Portent? Facebook Parent’s Stock Takes a Beating After Earnings Miss

Other Big Five members also dip, axing their reversal from the January descent.
Reported by Larry Light

Facebook’s parent got smashmouthed this morning after reporting weaker revenue growth ahead, which it blames on Apple’s new privacy changes. More broadly, the breathtaking 25% fall in the stock of Meta Platforms today may illustrate that the Big Five tech outfits generally, once the market leaders, are vulnerable to reverting to the mean after all, analysts say.

The S&P 500 dipped 1.2% in early Thursday trading, reversing a comeback from its January slump that began late last week. The Nasdaq Composite was off 1.8%.

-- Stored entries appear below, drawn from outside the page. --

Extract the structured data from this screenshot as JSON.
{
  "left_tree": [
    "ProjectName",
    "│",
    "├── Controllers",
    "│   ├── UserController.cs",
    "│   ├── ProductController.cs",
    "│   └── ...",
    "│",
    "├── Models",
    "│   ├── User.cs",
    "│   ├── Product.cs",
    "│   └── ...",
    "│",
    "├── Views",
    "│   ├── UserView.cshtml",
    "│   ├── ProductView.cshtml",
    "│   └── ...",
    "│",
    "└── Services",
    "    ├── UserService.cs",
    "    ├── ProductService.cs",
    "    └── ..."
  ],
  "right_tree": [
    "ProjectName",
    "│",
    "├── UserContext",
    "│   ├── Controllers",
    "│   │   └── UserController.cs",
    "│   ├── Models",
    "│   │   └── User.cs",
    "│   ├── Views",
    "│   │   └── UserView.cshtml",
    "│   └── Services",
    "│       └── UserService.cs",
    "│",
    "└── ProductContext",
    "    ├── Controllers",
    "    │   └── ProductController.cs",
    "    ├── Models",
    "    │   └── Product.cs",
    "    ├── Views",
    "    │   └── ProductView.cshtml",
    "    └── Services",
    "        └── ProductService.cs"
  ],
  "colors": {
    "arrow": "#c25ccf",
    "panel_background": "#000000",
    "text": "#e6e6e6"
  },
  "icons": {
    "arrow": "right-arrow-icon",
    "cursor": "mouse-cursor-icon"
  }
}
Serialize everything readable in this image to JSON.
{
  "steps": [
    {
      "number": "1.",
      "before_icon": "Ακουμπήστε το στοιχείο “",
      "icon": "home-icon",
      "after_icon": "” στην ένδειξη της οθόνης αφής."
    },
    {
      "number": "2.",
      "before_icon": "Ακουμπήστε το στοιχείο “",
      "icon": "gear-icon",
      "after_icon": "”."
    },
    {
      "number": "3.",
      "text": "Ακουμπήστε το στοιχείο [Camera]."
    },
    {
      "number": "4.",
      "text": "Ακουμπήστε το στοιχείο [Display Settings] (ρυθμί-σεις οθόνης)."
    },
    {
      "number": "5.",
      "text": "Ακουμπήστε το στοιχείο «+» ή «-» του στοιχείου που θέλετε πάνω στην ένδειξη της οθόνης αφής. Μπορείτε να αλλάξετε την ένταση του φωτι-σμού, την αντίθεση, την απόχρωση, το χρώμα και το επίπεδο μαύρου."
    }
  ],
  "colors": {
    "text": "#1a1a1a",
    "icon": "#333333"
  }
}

Meta’s slide is mirrored this morning (albeit not as drastically) by the other tech bigwigs. Apple is down almost 1%, Microsoft dropped 1.7%, Google’s Alphabet fell 0.4%, and Amazon decreased the most after Meta, 6.2%. The online retailer’s revenue growth has been slowing, and its guidance for 2021’s fourth quarter is for more of the same. It reports earnings after the market close today.

Meta reported its earnings late Wednesday and disappointed investors by missing analysts’ estimates. It had earnings per share of $3.67 for the December-ending quarter, versus the $3.84 analysts’ projection. Revenue also failed to meet the consensus. 

Investors are troubled by doubts about Facebook’s continued strength in social media, which it long has dominated, and the company’s new emphasis on the metaverse. As a result, JPMorgan downgraded Meta from overweight to neutral today, and lowered the price target from to $284 from $385. (It’s at $247 now.)

JPM analysts wrote that Meta “is seeing a significant slowdown in advertising growth while embarking on an expensive, uncertain, multiyear transition to the metaverse.”